GPBAR1 activation down-regulates ET-1 expression in human LSEC by displacing FOXO1 transcriptional complex from the ET-1 promoter.
(A) Serum starved LSEC were stimulated 18 h with 10 μM TLCA or BAR501. At the end of stimulation CSE mRNA expression was evaluated using Real-Time PCR method. (B) representative Western blot analysis of Akt1, phospho-Akt1, FOXO1 and phospho-FOXO1 proteins in SEC exposed to BAR501 (10 μM) for 0, 5, 15, 30, and 60 min. (C) ChIP assay carried out in SEC left untreated or primed with BAR501 as described in materials and methods. RT-PCR was performed with specific primers flanking the FOXO1 responsive element on human ET-1 promoter. Inset of Fig 6C. Representative qualitative PCR of ET-1 promoter immunoprecipitated with an anti-FOXO1 antibody on SEC left untreated or primed with BAR501 (D) Effect of PI3K inhibitor LY-294,002 (LY) on ET-1 mRNA expression in SEC coadministered with BAR501. *p< 0.05 versus not treated (NT) cells; #p<0.05 versus BAR501 treated cells.
Fig 7.
Schematic representation of the effect of BAR501 on LSEC in models of LSEC dysfunction.

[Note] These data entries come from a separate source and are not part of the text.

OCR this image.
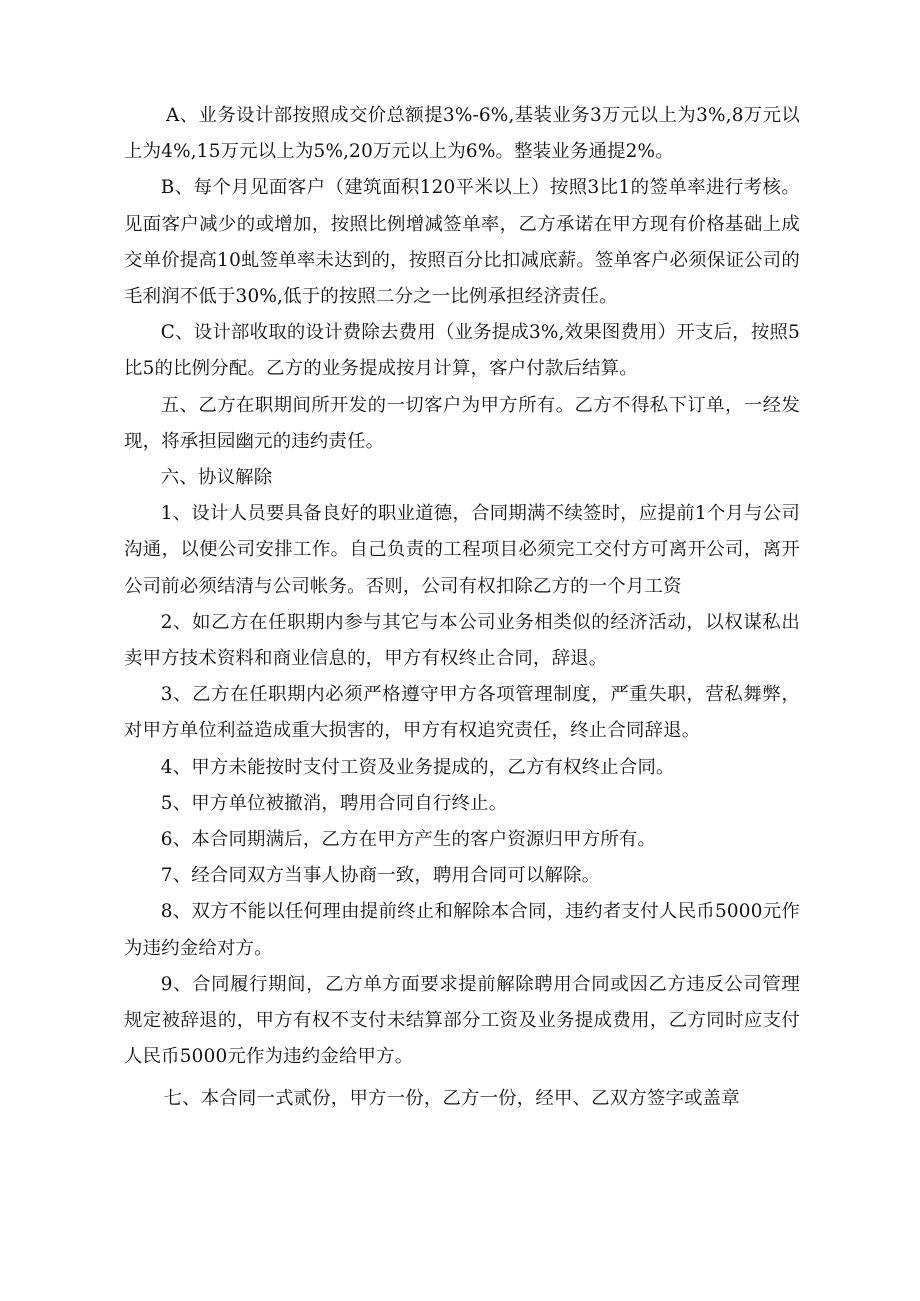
A、业务设计部按照成交价总额提3%-6%,基装业务3万元以上为3%,8万元以上为4%,15万元以上为5%,20万元以上为6%。整装业务通提2%。

B、每个月见面客户（建筑面积120平米以上）按照3比1的签单率进行考核。见面客户减少的或增加，按照比例增减签单率，乙方承诺在甲方现有价格基础上成交单价提高10虬签单率未达到的，按照百分比扣减底薪。签单客户必须保证公司的毛利润不低于30%,低于的按照二分之一比例承担经济责任。

C、设计部收取的设计费除去费用（业务提成3%,效果图费用）开支后，按照5比5的比例分配。乙方的业务提成按月计算，客户付款后结算。

五、乙方在职期间所开发的一切客户为甲方所有。乙方不得私下订单，一经发现，将承担园幽元的违约责任。

六、协议解除

1、设计人员要具备良好的职业道德，合同期满不续签时，应提前1个月与公司沟通，以便公司安排工作。自己负责的工程项目必须完工交付方可离开公司，离开公司前必须结清与公司帐务。否则，公司有权扣除乙方的一个月工资

2、如乙方在任职期内参与其它与本公司业务相类似的经济活动，以权谋私出卖甲方技术资料和商业信息的，甲方有权终止合同，辞退。

3、乙方在任职期内必须严格遵守甲方各项管理制度，严重失职，营私舞弊，对甲方单位利益造成重大损害的，甲方有权追究责任，终止合同辞退。

4、甲方未能按时支付工资及业务提成的，乙方有权终止合同。

5、甲方单位被撤消，聘用合同自行终止。

6、本合同期满后，乙方在甲方产生的客户资源归甲方所有。

7、经合同双方当事人协商一致，聘用合同可以解除。

8、双方不能以任何理由提前终止和解除本合同，违约者支付人民币5000元作为违约金给对方。

9、合同履行期间，乙方单方面要求提前解除聘用合同或因乙方违反公司管理规定被辞退的，甲方有权不支付未结算部分工资及业务提成费用，乙方同时应支付人民币5000元作为违约金给甲方。

七、本合同一式贰份，甲方一份，乙方一份，经甲、乙双方签字或盖章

CCl4 and methionine feeding alter liver sinusoidal cell function. In these settings LSEC express high levels of endothelin 1 (ET-1) along with reduces eNOS activity due to enhanced binding of eNOS with caveolin-1, and reduced expression of CSE, a H2S-generating enzyme. Activation of GPBAR1 by BAR501, increases CSE expression by CRE-mediated activity, and causes both eNOS and CSE phosphorylation by AKT-mediated mechanism. In addition, AKT-driven phosphorylation of FOXOA1, attenuates ET-1 production. However since eNOS is bound to caveolin 1 the generation of nitrite/nitrate do not increase. Thus, activation of GPBAR1 in CCl4-treated mice, leads to eNOS-independent reduction of intravascular resistance, that is mostly mediated by inhibition of ET-1 and increased release of H2S.